The Fed’s recent shift to tighter monetary policy “completes what is, frankly, the most violent hawkish” face “of Fed policy I have seen in my career,” wrote Tom Essaye, founder of Sevens Report Research.
It is no surprise that value stocks, largely more economically sensitive, underperform growth and technology names on Friday. The financial sector is hard hit – and the sector accounts for a large proportion of shares with large market capitalization.
Financial Select Sector SPDR
The Exchange-Traded Fund (XLF), which rose more than 4% for the year to Thursday, is down 1.4% on Friday. That is the reason
Vanguard S&P 500 value
ETF (VOOV) falls 0.6% as finance is the largest sector in the fund, and accounts for almost a quarter of the fund’s total market value.
But it was not just finances that did all the damage.
Without the gains in technology, the indices would have been noticeably lower.
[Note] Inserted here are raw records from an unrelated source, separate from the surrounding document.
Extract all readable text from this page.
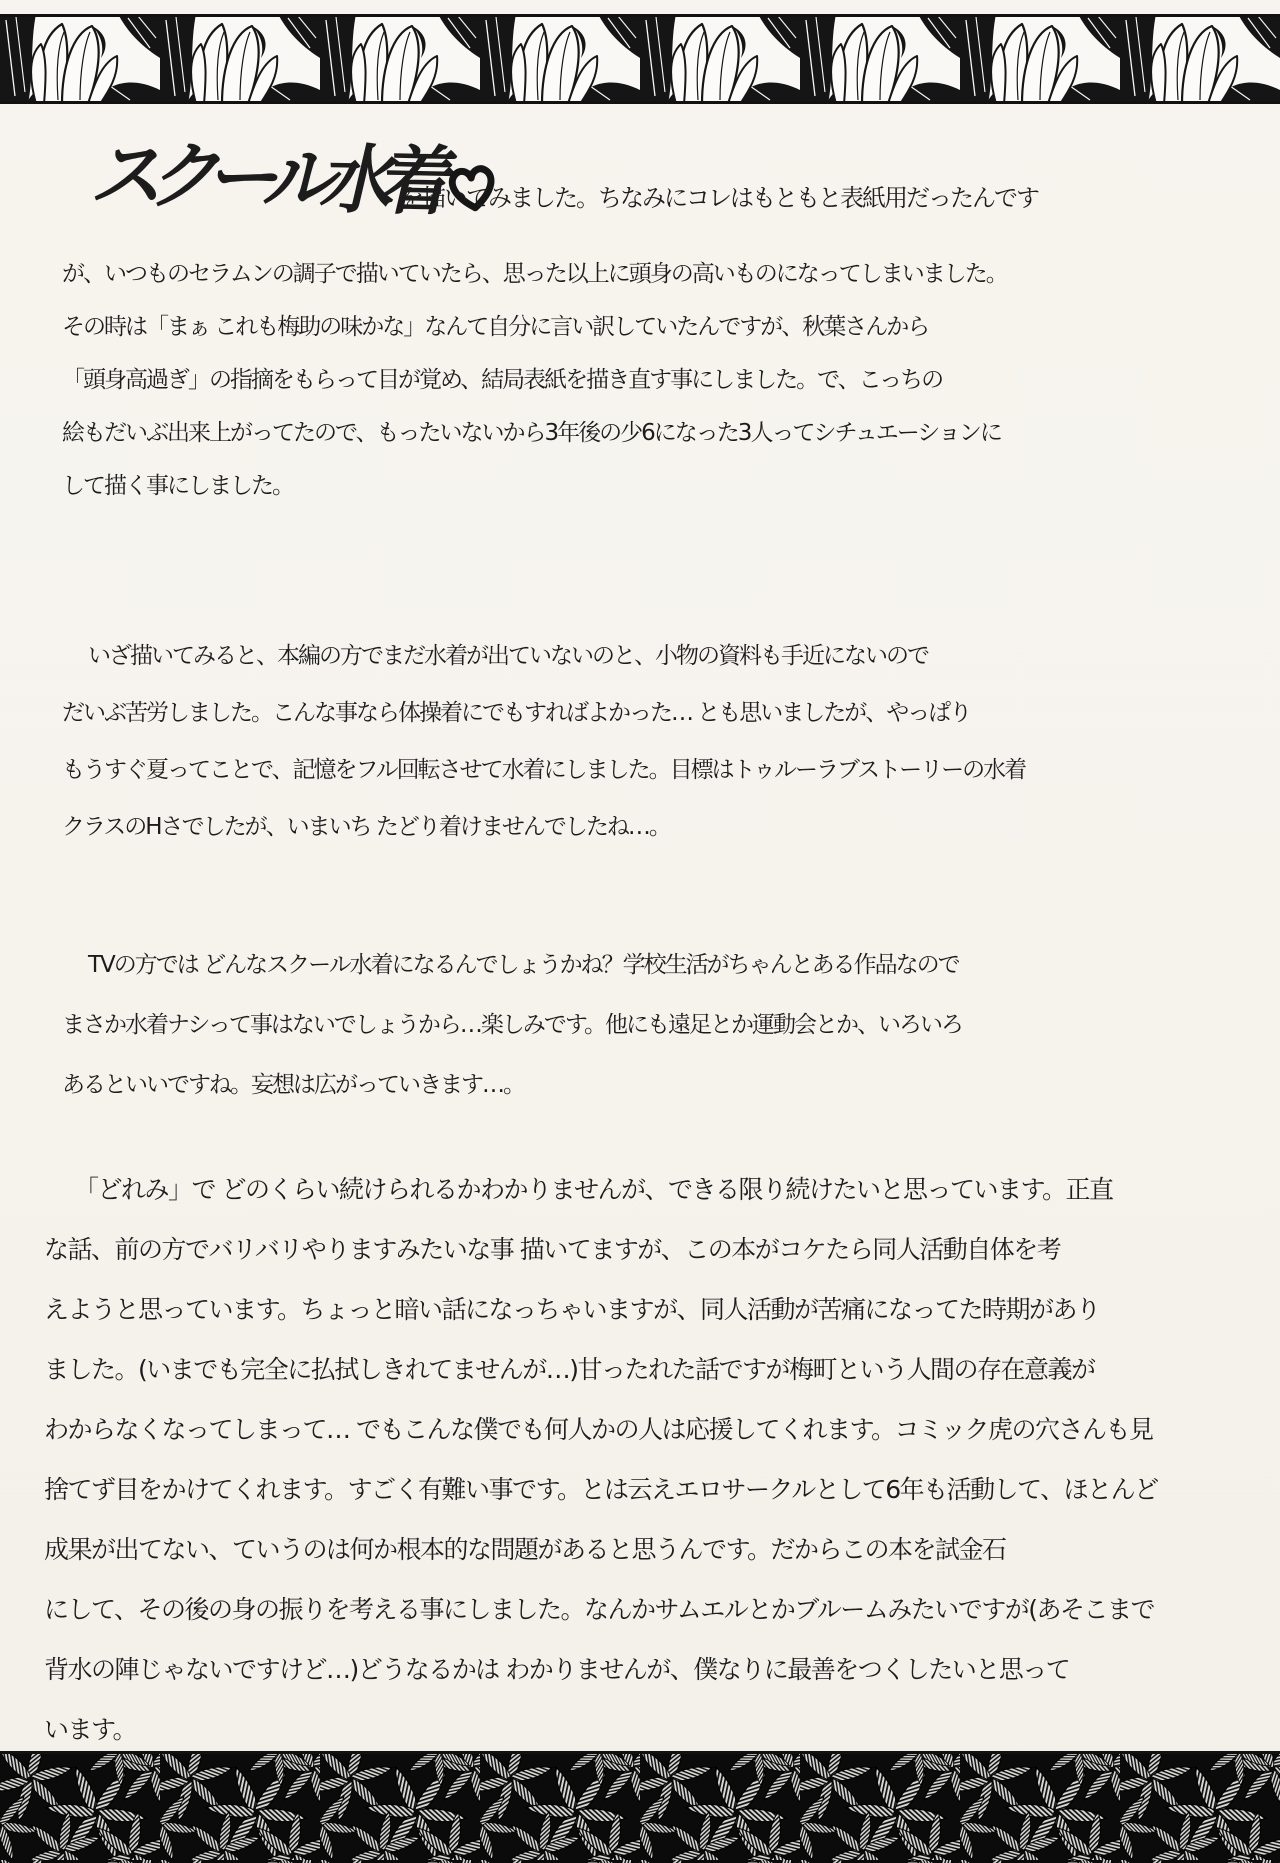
スクール水着
を描いてみました。ちなみにコレはもともと表紙用だったんです
が、いつものセラムンの調子で描いていたら、思った以上に頭身の高いものになってしまいました。
その時は「まぁ これも梅助の味かな」なんて自分に言い訳していたんですが、秋葉さんから
「頭身高過ぎ」の指摘をもらって目が覚め、結局表紙を描き直す事にしました。で、こっちの
絵もだいぶ出来上がってたので、もったいないから3年後の少6になった3人ってシチュエーションに
して描く事にしました。
いざ描いてみると、本編の方でまだ水着が出ていないのと、小物の資料も手近にないので
だいぶ苦労しました。こんな事なら体操着にでもすればよかった… とも思いましたが、やっぱり
もうすぐ夏ってことで、記憶をフル回転させて水着にしました。目標はトゥルーラブストーリーの水着
クラスのHさでしたが、いまいち たどり着けませんでしたね…。
TVの方では どんなスクール水着になるんでしょうかね？学校生活がちゃんとある作品なので
まさか水着ナシって事はないでしょうから…楽しみです。他にも遠足とか運動会とか、いろいろ
あるといいですね。妄想は広がっていきます…。
「どれみ」で どのくらい続けられるかわかりませんが、できる限り続けたいと思っています。正直
な話、前の方でバリバリやりますみたいな事 描いてますが、この本がコケたら同人活動自体を考
えようと思っています。ちょっと暗い話になっちゃいますが、同人活動が苦痛になってた時期があり
ました。(いまでも完全に払拭しきれてませんが…)甘ったれた話ですが梅町という人間の存在意義が
わからなくなってしまって… でもこんな僕でも何人かの人は応援してくれます。コミック虎の穴さんも見
捨てず目をかけてくれます。すごく有難い事です。とは云えエロサークルとして6年も活動して、ほとんど
成果が出てない、ていうのは何か根本的な問題があると思うんです。だからこの本を試金石
にして、その後の身の振りを考える事にしました。なんかサムエルとかブルームみたいですが(あそこまで
背水の陣じゃないですけど…)どうなるかは わかりませんが、僕なりに最善をつくしたいと思って
います。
The
Invesco S&P 500 Equal Weight
The Exchange-Traded Fund (RSP), which weights each share in the index equally, was down 0.8%. It is worse than the regular index, whose movements are strongly influenced by companies with larger market values.
Overseas, the pan-European
fell 1% and Hong Kongs
Hang the Bed Index
ended 0.2% lower.
In the raw material area, crude oil prices continued to march higher. Futures for West Texas Intermediate oil rose 1.2%, topping $ 83 a barrel.
Cryptocurrencies were generally lower.
– the leading crypto-commodity – fell more than 3% in the last 24 hours to below $ 42,500, according to data from CoinDesk. Less peers
fell 3% simultaneously to around $ 3250.
– a “joke” token that has received high-profile attention from
Tesla CEO Elon Musk and others – increased by 14%; Tesla will start accepting crypto for item payments.
Here are seven stocks on the move Friday:
SAP (SAP) was up 1.7% after the German software group reported that revenues from the cloud computing business rose by 28% in the last quarter.
Modern (MRNA) and
Pfizer (PFE) fell 1.8%, 3.3% and 1.1%, respectively, after the Supreme Court blocked the Biden administration’s vaccine mandate for companies with 100 workers or more.
Boston Beer Co. (SAM) shares fell 9.5% after the company cut its earnings outlook.
Las Vegas Sands (LVS) jumped 13%; Shares in the casino giant have risen this week as some analysts see a brighter future for the stock in 2022 after a significant underperformance last year. Likemann
Wynn Resorts (WYNN), which faced similar pressure in 2021 – including regulatory concerns from China – rose 6.7%.